A surprisingly strong performance from Monica Puig coinciding with a few shocks elsewhere in the draw have given the Puerto Rican the chance to have a deep run at the Australian Open.
The Olympic champion produced a near flawless display to win 6-0 6-1 over Patricia Maria Tig. With two of the other three seeds in her sections suffering shock defeats and Venus Williams looking far from confident in her opening round match, the onus is very much on Puig to put together a special run.
Monica Puig performs perfectly against Patricia Maria Tig
Having lost in the first round of both Bisbane and Sydney – to Elina Svitolina and Caroline Wozniacki respectively – few were sure of the kind of level Monica Puig was performing at. Whilst the other seeded players struggled in a chaotic opening few hours, the Puerto Rican flourished.
All aspects of her game showed the kind of potency that won her the Olympic gold medal. A persistant assault on the weaker backhand flank of Tig drew a host of errors. In just twenty-five minutes she had sealed a bagel set to get her Grand Slam season off to a flying start.
The second set followed a similar pattern.

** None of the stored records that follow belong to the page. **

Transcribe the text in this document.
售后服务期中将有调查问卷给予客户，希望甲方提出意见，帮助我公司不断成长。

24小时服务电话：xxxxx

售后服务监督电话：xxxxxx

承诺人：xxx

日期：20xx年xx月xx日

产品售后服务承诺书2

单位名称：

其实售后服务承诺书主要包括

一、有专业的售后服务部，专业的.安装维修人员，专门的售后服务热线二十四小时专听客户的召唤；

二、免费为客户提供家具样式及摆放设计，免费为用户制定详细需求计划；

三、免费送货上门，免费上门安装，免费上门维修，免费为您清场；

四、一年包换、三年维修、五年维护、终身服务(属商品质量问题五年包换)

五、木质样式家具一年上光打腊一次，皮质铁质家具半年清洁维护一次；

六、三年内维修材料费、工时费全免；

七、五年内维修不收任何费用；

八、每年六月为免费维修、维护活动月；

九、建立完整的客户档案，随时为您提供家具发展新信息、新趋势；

Puig was unrelenting in her play and continued to carve a number of break point opportunities for herself. The infamous ‘double bagel’ was a very real posibility as Puig stormed to a 5-0 lead. Tig was able to get one game on the board before Puig booked her place in the second round.
Monica Puig must be starving. Bagel and a breadstick to kick of #AusOpen
Seeds tumble in Monica Puig’s section
Simona Halep‘s surprising exit at the hands of Shelby Rogers has left Puig’s section open for a surprise. The Romanian was convincingly dispatched by Rogers, suffering her second straight Australian Open first round defeat.
Venus Williams is the highest seed left in this section but she was unconvincing in her victory over Kateryna Kozlova. The older Williams’ sister looked as though she was struggling for movement throughout much of the match. Her raw power was enough to see her progress though, with a 7-6(5) 7-5 victory.
The final seed in the section, Kiki Bertens, is also heading home earlier than expected. Varvara Lepchenko upset the 19th seed with a 7-5 7-6(5) triumph to reach the second round for the fifth straight year.
So who is left in Monica Puig’s section?
The obvious alarm bell is Venus Williams. The seven time Grand Slam champion is an undeniable threat with her experience and power. However, Puig’s game is not entirely dissimilar as she also generates plenty of pace from her groundstrokes. This match-up will not happen unless both players made it through to the fourth round.
In the next round, the Puerto Rican is due to face German qualifier Mona Barthel. The two have never met before but Puig would expect to move comfortably through this match, especially given the form she showed against Tig.
Were she to reach the third round either Shelby Rogers or Ashleigh Barty would greet her. Both are in decent form. Rogers has already eliminated one seed in Simona Halep while Barty pushed world #1 Angelique Kerber close last week in Brisbane. Despite this, Puig has the rankings advantage and would be favourite against either opponent.
Were Venus to suffer a shock exit then it would either be at the hands of Stefanie Vogele, Varvara Levchenko or Ying-Ying Duan. Puig has never played Duan but holds a combined 5-1 winning record over the other two. Her only defeat came four years ago against Vogele on carpet. As with Barty and Rogers, if she performs to her highest level there is no question that she is the better player.
What could prevent her from reaching her first Grand Slam quarter-final?
Few have doubted that Monica Puig has the weapons to challenge in the second week of a Grand Slam. She proved her undeniable talent with the sublime and unexpected gold medal at last year’s Rio Olympics. The problem has always been that her sweeping baseline game lacks consistency.
This consistency conundrum has almost been made more difficult by her Olympic triumph. After her ability had been on display for the world to see there were increasing questions as to why she could not play like that on a more regular basis. After the Olympics she managed just a 4-5 win ratio for the rest of the year.
At just 23-years-old there is still plenty of time for Puig to develop that part of her game. Already though there is a feeling that she should have done more though. Just the one fourth round Grand Slam appearance is a disappointment to many, not least herself.
The very fact that it is now a brand new season could be massively beneficial to the Puerto Rican. With her Rio triumph now in the distant past there will be less pressure on her to perform at that standard. On paper, that should allow her to play a more free-flowing and relaxed game.
The first day of the Australian Open has certainly given Monica Puig a huge platform to build on. By chance the draw has opened up and her own performance has given hope to her fans who will understandably believe that she can at least progress to the second week of a Grand Slam for the first time in her career.
Monica Puig will face Mona Barthel on Wednesday January 17.